How AI Transformed Prescription Drug Management

Unlocking New Opportunities in Pharmacy Care

Healthcare AI solutions

A leading pharmacy benefits provider set out to explore how healthcare AI solutions and automation could improve customer experience, streamline onboarding, and scale operations. Facing inefficiencies driven by fragmented information, manual processes, and reliance on key individuals, the organization needed a clear strategy to harness AI effectively.

Through a focused ideation workshop and structured discovery process, the organization identified high-impact AI use cases across the end-to-end customer journey. The engagement produced a prioritized roadmap, defined initial proof-of-concept initiatives, and established a long-term vision for AI-driven transformation.

The Challenge

The organization’s operations depended heavily on navigating complex data and documentation across multiple systems and formats.

Key challenges included:

01

Information silos and inefficiency

Employees spent significant time searching, cross-referencing, and validating information across disparate systems.

02

Unstructured documentation

Critical data stored in PDFs, spreadsheets, and other formats was not easily searchable or extractable.

03

Inconsistent communication

Misalignment between internal teams and clients led to gaps in understanding and inconsistent outcomes.

04

Dependence on key experts

A small number of subject matter experts played an outsized role, creating bottlenecks and operational risk.

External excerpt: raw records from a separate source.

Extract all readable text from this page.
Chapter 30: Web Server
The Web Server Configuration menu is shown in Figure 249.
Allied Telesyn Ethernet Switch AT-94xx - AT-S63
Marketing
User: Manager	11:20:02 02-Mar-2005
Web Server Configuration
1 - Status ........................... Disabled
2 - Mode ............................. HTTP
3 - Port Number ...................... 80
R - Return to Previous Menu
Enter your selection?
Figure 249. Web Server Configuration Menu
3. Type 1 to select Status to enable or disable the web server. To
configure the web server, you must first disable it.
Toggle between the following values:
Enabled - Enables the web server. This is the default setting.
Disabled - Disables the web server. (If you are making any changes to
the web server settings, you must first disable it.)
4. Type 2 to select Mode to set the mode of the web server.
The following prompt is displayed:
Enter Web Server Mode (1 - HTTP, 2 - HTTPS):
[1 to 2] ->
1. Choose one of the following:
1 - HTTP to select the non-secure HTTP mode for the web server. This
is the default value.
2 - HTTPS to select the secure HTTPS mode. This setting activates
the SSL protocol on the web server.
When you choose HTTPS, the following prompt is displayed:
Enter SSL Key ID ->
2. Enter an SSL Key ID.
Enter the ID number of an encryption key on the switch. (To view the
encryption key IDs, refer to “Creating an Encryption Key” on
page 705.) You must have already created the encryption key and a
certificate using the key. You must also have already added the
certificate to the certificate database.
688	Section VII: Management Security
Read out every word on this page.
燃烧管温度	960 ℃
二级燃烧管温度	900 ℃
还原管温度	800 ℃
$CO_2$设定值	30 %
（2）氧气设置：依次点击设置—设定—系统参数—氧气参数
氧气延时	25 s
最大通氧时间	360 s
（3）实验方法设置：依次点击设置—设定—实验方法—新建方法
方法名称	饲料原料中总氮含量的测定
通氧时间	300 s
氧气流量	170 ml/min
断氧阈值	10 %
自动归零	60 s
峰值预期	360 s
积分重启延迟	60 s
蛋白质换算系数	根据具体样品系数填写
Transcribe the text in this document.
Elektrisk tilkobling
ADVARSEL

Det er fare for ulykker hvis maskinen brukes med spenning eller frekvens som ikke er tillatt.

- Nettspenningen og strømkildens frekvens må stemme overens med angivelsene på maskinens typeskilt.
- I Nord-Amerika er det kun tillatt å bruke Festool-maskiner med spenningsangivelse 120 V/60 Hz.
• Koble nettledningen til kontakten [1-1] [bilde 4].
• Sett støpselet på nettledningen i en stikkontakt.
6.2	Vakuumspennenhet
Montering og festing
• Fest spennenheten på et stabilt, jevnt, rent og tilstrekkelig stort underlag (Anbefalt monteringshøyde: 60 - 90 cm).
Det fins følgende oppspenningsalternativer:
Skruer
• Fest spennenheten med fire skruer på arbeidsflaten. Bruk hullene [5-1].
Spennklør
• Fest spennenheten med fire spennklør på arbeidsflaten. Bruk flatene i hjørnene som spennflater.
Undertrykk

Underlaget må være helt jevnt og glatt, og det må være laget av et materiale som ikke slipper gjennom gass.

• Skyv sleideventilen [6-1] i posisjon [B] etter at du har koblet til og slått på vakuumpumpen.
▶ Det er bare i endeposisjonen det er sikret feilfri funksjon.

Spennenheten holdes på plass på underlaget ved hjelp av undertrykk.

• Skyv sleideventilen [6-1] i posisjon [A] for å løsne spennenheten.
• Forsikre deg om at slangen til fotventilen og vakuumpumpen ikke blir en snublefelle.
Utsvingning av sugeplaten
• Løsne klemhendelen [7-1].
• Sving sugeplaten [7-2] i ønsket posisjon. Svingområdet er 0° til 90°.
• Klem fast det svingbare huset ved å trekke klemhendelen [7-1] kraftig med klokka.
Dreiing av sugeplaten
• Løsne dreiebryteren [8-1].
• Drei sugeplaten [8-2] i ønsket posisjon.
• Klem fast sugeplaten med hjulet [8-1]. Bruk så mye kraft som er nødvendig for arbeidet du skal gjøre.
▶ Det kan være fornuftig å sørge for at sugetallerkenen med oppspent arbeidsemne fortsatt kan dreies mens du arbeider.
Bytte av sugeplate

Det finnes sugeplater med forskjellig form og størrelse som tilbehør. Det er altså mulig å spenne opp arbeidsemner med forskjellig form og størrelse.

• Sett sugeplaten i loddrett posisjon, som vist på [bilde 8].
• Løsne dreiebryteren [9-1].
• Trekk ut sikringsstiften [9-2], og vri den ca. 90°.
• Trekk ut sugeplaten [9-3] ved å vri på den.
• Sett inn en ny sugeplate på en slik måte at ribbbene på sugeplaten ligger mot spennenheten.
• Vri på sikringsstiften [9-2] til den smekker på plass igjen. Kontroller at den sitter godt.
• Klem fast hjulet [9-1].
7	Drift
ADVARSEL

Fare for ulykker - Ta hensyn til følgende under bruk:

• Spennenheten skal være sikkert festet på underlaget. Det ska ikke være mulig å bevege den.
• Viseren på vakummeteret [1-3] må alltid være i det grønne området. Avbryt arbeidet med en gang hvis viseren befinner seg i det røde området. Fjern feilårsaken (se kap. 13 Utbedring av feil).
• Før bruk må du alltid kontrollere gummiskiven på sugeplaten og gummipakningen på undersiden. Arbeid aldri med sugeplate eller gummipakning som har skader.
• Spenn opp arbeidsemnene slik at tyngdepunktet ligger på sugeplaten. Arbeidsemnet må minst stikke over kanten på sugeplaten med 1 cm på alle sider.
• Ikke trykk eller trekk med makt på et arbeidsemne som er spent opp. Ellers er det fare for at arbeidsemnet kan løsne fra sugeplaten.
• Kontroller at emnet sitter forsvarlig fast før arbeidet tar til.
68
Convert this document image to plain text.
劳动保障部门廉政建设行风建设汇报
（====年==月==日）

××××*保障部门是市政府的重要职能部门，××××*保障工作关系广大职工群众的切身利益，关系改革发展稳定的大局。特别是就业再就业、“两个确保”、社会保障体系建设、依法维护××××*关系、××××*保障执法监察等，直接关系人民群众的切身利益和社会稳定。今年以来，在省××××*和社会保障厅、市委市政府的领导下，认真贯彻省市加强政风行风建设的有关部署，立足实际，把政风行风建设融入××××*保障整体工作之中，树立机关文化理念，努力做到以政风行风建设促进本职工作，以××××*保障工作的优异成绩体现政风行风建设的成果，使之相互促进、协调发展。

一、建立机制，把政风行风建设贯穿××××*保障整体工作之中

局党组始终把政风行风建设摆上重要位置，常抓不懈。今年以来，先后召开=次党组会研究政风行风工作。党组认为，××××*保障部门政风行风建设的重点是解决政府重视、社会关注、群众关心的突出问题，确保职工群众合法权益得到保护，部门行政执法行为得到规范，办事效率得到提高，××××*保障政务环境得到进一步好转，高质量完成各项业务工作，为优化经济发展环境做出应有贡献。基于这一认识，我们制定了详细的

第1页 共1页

These issues limited scalability, slowed onboarding, and impacted both employee and client experience.

The Approach

We launched a structured engagement to identify and prioritize AI opportunities aligned with business outcomes. Partnering closely with the client, our team:

Defined success criteria aligned to business goals

Conducted current-state (as-is) process mapping

Performed prioritization mapping across use cases

Defined a minimum viable product (MVP) within a long-term AI vision

During a two-day ideation workshop, cross-functional stakeholders collaborated to explore AI applications across the full customer lifecycle.

The Solution

The engagement identified 16 AI use cases spanning six core stages of the business:

01

Sales

02

Implementation

03

Claims Processing

04

Clinical Review

05

Client Review

06

Invoicing

We evaluated each use case based on data feasibility, business impact, implementation complexity, and expected return on investment (ROI). From there, the team prioritized the top three high-impact, feasible use cases to move forward into proof-of-concept development.

The Results

The engagement delivered both immediate strategic clarity and a strong foundation for execution:

16 AI use cases identified and aligned to business outcomes

across the end-to-end customer journey

Business cases and ROI estimates developed

for each opportunity

Top three use cases prioritized

for initial implementation based on feasibility and impact

Defined roadmap and proof-of-concept plan

to accelerate adoption

These initiatives are expected to drive measurable improvements in RFP win rates, client satisfaction, and employee retention and productivity.

Conclusion

By taking a structured, collaborative approach to AI ideation, this pharmacy benefits provider turned complexity into opportunity. With a clear roadmap, prioritized use cases, and strong alignment across stakeholders, the organization is now positioned to scale AI adoption with confidence. As implementation progresses, these initiatives will help create a more efficient, intelligent, and customer-centric operating model, driving long-term value across the enterprise.